In 1987, when Vaux began his PhD in the laboratory of Professor Jerry Adams and Suzanne Cory, “it was generally thought that cancer genes were just normal genes that regulated cell growth. But when they were mutated, they caused cells to proliferate in an uncontrolled way.”
His task was to work on a gene called Bcl-2, which was suspected to be a cancer gene because it was often altered in lymphomas, a type of malignancy of the white blood cells. He wanted to prove whether it was a cancer gene, and to find out how it actually worked. “The expectation was that this gene encoded a growth regulator that caused cancer when it was mutated,” he says.
“My task was to find out, ‘Is Bcl-2 another oncogene [cancer gene]? If you put it into cell and turn it on, does it make the cell divide more rapidly and generate leukaemia cells?’”
Disappointment leads to amazing find
The answer, initially, was a disappointing No. But, after persisting with different kinds of testing, Vaux discovered how Bcl-2 worked: “Rather than stimulating cell division, it stopped cells from being able to kill themselves.
“In our bodies we produce a million new cells every second, in the skin, intestines, blood etc. But, so you don’t end up the size of a planet, you also need to get rid of a million cells a second. Normal cells activate an inbuilt self-destruct mechanism called apoptosis. It’s sort of a time-bomb that allows a cell to kill itself. We discovered that failure of cell death was an important cause of cancer in humans.”
Vaux made transgenic mice that expressed lots of Bcl-2, thinking, “These mice will develop lymphoma.” It turned out that while the mice did have too many B cells (the type of white blood cells that make antibodies), they usually didn’t die of lymphoma. His colleague, Professor Andreas Strasser, found that these mice died of a disease that resembled lupus (where the body’s immune system becomes overactive and attacks healthy tissue). This suggested that cell death is needed to remove cells that can cause autoimmune disease.
A milestone in cancer
Vaux’s 1988 paper showing that Bcl-2 is an inhibitor of apoptosis sparked huge interest in the field of cell death and was hailed as a milestone in the study of cancer genes. In 2003 he was awarded the Victoria Prize for his work.
Apoptosis has since become a major focus of research, both at the Walter and Eliza Hall Institute and around the world, with relevance not just to cancer and autoimmune diseases but, possibly, also to heart attacks and stroke. “The fact that cells kill themselves had been recognised for 100 years, but it was something hardly anyone was studying,” he says. “Now, 25,000 papers a year are written about it.”

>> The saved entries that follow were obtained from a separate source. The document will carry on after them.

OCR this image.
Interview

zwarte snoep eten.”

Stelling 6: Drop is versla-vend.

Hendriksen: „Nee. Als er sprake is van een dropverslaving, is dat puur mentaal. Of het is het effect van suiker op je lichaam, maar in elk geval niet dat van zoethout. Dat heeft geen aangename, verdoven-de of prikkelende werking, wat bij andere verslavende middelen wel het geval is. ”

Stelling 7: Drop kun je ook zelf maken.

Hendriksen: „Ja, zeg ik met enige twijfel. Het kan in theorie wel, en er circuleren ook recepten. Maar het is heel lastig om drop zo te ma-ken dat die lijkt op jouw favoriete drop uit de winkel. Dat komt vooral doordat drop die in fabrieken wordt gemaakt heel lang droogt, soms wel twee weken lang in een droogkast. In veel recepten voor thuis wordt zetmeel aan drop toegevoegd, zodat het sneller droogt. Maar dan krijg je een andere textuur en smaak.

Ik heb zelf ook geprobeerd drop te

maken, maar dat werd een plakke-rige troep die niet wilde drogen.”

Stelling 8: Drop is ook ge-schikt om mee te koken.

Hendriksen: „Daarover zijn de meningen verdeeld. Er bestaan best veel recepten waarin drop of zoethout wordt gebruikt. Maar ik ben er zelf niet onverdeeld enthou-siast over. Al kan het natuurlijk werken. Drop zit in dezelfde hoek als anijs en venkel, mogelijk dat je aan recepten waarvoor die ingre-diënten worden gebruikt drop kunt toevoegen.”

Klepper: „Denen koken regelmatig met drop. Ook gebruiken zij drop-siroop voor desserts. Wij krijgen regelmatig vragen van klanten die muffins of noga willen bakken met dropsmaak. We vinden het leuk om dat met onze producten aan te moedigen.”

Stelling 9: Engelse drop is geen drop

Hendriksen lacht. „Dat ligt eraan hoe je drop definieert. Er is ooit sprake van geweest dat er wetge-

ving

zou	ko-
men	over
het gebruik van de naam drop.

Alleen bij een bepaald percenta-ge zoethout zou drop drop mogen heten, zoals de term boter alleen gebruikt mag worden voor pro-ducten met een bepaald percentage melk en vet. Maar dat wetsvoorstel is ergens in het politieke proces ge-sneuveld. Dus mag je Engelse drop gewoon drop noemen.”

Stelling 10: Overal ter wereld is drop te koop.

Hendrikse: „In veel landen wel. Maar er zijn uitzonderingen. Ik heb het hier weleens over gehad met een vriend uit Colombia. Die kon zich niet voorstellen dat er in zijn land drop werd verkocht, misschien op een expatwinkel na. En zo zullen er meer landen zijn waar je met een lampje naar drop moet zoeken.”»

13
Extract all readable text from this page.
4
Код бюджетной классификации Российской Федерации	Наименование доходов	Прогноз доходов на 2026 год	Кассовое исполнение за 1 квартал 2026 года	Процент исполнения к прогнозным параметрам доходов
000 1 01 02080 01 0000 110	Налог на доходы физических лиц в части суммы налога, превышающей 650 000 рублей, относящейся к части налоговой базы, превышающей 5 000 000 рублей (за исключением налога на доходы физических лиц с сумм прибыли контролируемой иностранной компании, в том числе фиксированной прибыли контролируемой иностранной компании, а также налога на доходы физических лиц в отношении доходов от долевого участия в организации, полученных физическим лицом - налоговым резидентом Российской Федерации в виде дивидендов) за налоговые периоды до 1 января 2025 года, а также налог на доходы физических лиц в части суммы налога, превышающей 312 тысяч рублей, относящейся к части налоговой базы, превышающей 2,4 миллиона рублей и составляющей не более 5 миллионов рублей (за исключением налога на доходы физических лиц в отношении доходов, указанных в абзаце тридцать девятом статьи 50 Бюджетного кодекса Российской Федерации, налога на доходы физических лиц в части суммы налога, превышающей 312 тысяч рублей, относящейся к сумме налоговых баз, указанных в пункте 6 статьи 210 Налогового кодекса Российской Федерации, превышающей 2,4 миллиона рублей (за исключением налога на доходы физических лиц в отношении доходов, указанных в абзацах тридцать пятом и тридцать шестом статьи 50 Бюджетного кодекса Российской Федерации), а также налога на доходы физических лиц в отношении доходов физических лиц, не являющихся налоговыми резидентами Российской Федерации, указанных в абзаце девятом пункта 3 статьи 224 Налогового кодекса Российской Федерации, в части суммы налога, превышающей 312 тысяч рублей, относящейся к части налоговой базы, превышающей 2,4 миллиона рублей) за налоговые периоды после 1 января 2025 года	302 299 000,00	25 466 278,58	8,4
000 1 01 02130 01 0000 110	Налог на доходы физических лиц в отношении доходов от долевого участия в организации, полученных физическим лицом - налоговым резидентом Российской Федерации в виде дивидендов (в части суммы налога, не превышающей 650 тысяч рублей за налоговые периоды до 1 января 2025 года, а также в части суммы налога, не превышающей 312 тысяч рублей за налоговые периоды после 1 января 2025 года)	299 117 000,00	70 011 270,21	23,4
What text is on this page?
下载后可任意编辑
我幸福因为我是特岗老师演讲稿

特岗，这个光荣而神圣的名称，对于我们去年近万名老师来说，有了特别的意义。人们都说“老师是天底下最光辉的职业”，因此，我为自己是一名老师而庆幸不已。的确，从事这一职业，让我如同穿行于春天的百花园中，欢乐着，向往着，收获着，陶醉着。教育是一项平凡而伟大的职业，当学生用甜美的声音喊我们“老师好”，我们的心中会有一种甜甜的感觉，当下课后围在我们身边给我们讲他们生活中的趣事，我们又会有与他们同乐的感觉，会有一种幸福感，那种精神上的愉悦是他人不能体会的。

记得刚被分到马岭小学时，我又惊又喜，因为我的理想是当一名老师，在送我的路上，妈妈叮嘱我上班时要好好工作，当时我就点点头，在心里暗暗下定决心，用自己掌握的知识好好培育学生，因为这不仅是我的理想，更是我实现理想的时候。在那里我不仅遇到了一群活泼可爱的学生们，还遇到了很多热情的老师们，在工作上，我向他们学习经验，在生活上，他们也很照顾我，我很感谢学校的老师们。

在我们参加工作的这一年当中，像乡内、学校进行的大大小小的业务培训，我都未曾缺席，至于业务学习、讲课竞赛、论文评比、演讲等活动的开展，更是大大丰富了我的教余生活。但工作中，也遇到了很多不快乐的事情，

Vaux, now assistant director of the Walter and Eliza Hall Institute, is still investigating cell death. A collaboration between the institute and biotech companies Abbvie and Genentech, a member of the Roche group, has led to a new anti-cancer agent. Called BH3-mimetics, they bind to Bcl-2 and stop it from working, so that the cancer cells’ self-destruct process can go ahead.
Vaux says, “The icing on the cake would be if these drugs actually work and if, after 27 years of work, some of this research could be of practical use.”